Rye glanced over her shoulder as they started down. No soldiers followed, but someone was standing in the shadows of the backstreet she and Quinn had taken to reach Dread Captain's Way. She thought it looked like the Constable's squire.

Bramble nudged her with an elbow. “A fish, eh?”

Rye shrugged sheepishly.

“That's my niece,” he said with a wink.

She looked back again, but the squire, if he had been there at all, was now gone.

At the bottom of a deep embankment, below the village itself, sat the Shambles. Its black-market shops, grog houses, and gambling dens had grown up like persistent weeds on the damp edges of the village, until eventually the Earl had stopped trying to pluck them. The Laws of Longchance weren't enforced here. The Shambles was not a safe place for allies of the Earl.

Shortstraw chittered happily as they worked their way down Little Water Street, the snail trail of a dirt road that traced the banks of River Drowning. Dinghies bobbed at the docks. In the distance, where the mouth of the river met the sea, Rye could see the tall mast of an anchored schooner silhouetted against the sky. Rye was sure the invisible eyes of the Shambles were on them, but their faces were familiar here.

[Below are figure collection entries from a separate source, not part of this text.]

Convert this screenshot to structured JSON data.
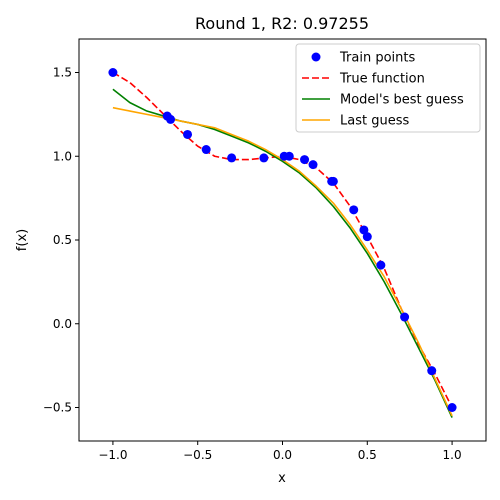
{
  "chart_data": {
    "type": "line",
    "title": "Round 1, R2: 0.97255",
    "xlabel": "x",
    "ylabel": "f(x)",
    "xlim": [
      -1.2,
      1.2
    ],
    "ylim": [
      -0.7,
      1.7
    ],
    "xticks": [
      -1.0,
      -0.5,
      0.0,
      0.5,
      1.0
    ],
    "xtick_labels": [
      "−1.0",
      "−0.5",
      "0.0",
      "0.5",
      "1.0"
    ],
    "yticks": [
      -0.5,
      0.0,
      0.5,
      1.0,
      1.5
    ],
    "ytick_labels": [
      "−0.5",
      "0.0",
      "0.5",
      "1.0",
      "1.5"
    ],
    "grid": false,
    "legend_position": "top-right",
    "series": [
      {
        "name": "Train points",
        "kind": "scatter",
        "color": "#0000ff",
        "x": [
          -1.0,
          -0.68,
          -0.66,
          -0.56,
          -0.45,
          -0.3,
          -0.11,
          0.01,
          0.04,
          0.13,
          0.18,
          0.29,
          0.3,
          0.42,
          0.48,
          0.5,
          0.58,
          0.72,
          0.88,
          1.0
        ],
        "y": [
          1.5,
          1.24,
          1.22,
          1.13,
          1.04,
          0.99,
          0.99,
          1.0,
          1.0,
          0.98,
          0.95,
          0.85,
          0.85,
          0.68,
          0.56,
          0.52,
          0.35,
          0.04,
          -0.28,
          -0.5
        ]
      },
      {
        "name": "True function",
        "kind": "line",
        "style": "dashed",
        "color": "#ff0000",
        "x": [
          -1.0,
          -0.9,
          -0.8,
          -0.7,
          -0.6,
          -0.5,
          -0.4,
          -0.3,
          -0.2,
          -0.1,
          0.0,
          0.1,
          0.2,
          0.3,
          0.4,
          0.5,
          0.6,
          0.7,
          0.8,
          0.9,
          1.0
        ],
        "y": [
          1.5,
          1.44,
          1.35,
          1.25,
          1.15,
          1.06,
          1.0,
          0.98,
          0.98,
          0.99,
          1.0,
          0.98,
          0.93,
          0.84,
          0.7,
          0.52,
          0.33,
          0.09,
          -0.12,
          -0.3,
          -0.5
        ]
      },
      {
        "name": "Model's best guess",
        "kind": "line",
        "style": "solid",
        "color": "#008000",
        "x": [
          -1.0,
          -0.9,
          -0.8,
          -0.7,
          -0.6,
          -0.5,
          -0.4,
          -0.3,
          -0.2,
          -0.1,
          0.0,
          0.1,
          0.2,
          0.3,
          0.4,
          0.5,
          0.6,
          0.7,
          0.8,
          0.9,
          1.0
        ],
        "y": [
          1.4,
          1.32,
          1.27,
          1.24,
          1.21,
          1.19,
          1.16,
          1.12,
          1.08,
          1.03,
          0.97,
          0.9,
          0.81,
          0.7,
          0.57,
          0.42,
          0.25,
          0.06,
          -0.14,
          -0.34,
          -0.56
        ]
      },
      {
        "name": "Last guess",
        "kind": "line",
        "style": "solid",
        "color": "#ffa500",
        "x": [
          -1.0,
          -0.9,
          -0.8,
          -0.7,
          -0.6,
          -0.5,
          -0.4,
          -0.3,
          -0.2,
          -0.1,
          0.0,
          0.1,
          0.2,
          0.3,
          0.4,
          0.5,
          0.6,
          0.7,
          0.8,
          0.9,
          1.0
        ],
        "y": [
          1.29,
          1.27,
          1.25,
          1.23,
          1.21,
          1.19,
          1.17,
          1.13,
          1.09,
          1.04,
          0.98,
          0.91,
          0.82,
          0.72,
          0.59,
          0.44,
          0.28,
          0.09,
          -0.11,
          -0.33,
          -0.55
        ]
      }
    ]
  }
}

At the end of the street, a four-story inn squatted in the shadow of the great arched bridge that spanned the river's narrowest point. Overhead, a black banner with a white fishbone logo snapped in the wind. The thick iron doors of the Dead Fish Inn rose above them like portals to a castle, and they always struck Rye as more suited to withstanding a siege than welcoming guests. But at that moment, there was no place she would rather be.